La majorité du film se passe dans la maison...
Elle avait une place très importante dans le scénario et les contraintes de budget nous ont forcés à y passer encore plus de temps. Ce qui était un mal pour un bien. Le choix de les mettre dans cette bulle est devenu encore plus visible.
Avez-vous écrit le personnage d’André en pensant à Philippe Torreton ?
A l’origine, le personnage était plus âgé. Quand on l’a rajeuni, j’ai pensé à Philippe. Je l’avais souvent vu dans des rôles très forts, très affirmés et assez peu dans des personnages vulnérables. J’avais envie d’en faire un père de famille et de le confronter à des acteurs quasiment non professionnels. Je le sentais bien avec des enfants.
Par ailleurs, et sans que cela ne soit prémédité, ma formation de théâtre me pousse souvent à aller vers des acteurs qui en sont issus parce que l’on part du texte.
Comment avez-vous choisi les autres comédiens ?
Marc Citti, que j’aime beaucoup, avait déjà tourné dans l’un de mes courts. Lola Dueñas dégage une certaine folie, c’est une comédienne extrêmement sérieuse, intense et prête à tout pour le film.
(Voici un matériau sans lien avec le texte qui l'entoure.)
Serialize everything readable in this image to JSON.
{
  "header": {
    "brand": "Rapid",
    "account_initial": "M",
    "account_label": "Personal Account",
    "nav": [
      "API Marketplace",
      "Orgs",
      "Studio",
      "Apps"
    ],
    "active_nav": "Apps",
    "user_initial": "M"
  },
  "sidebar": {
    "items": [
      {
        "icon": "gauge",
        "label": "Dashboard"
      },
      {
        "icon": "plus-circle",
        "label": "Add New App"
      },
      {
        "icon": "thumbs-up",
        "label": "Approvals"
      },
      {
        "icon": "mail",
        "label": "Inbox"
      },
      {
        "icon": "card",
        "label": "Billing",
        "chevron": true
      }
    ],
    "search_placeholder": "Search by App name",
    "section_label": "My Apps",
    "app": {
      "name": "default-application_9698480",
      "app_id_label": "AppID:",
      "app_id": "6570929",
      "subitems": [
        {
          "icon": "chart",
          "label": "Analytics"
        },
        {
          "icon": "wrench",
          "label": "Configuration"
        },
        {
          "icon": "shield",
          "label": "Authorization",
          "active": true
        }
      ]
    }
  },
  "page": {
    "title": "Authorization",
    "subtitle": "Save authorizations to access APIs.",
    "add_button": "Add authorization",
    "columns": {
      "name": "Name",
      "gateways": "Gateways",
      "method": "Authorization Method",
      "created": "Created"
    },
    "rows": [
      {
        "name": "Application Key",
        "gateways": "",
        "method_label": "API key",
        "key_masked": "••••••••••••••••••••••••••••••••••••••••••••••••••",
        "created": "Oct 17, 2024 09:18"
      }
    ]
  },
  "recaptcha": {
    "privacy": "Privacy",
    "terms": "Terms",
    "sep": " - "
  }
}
Armande Boulanger, 16 ans, est hors norme. Elle est une représentation de l’adolescence que j’aimerais voir davantage au cinéma. Elle a un corps très particulier, un visage de porcelaine, et est extrêmement cinégénique et intuitive. Quant au petit garçon, Élie-Lucas Moussoko, il était bouleversant au casting. Ils ont vraiment été des alliés. Et je suis aussi très reconnaissant à ma productrice de m’avoir permis de prendre une partie de l’équipe technique qui m’avait accompagné sur mes courts. Ce n’est pas si courant, contrairement à ce que l’on pourrait croire. Sans eux, je me serais senti tout nu.
Et la chanson de Françoise Hardy, Sol ?
On cherchait une chanson qui tracerait un peu la présence de la mère dans la maison. Sol, l’une des deux chansons que Françoise Hardy a enregistrées en espagnol, parle de la constance du rayonnement du soleil face à l’amour souvent passager. À la fin du film, un orage éclate, comme pour casser cette logique, faisant directement écho aux derniers mots de Paula dans sa lettre : « Soyez heureux, malgré l’orage ».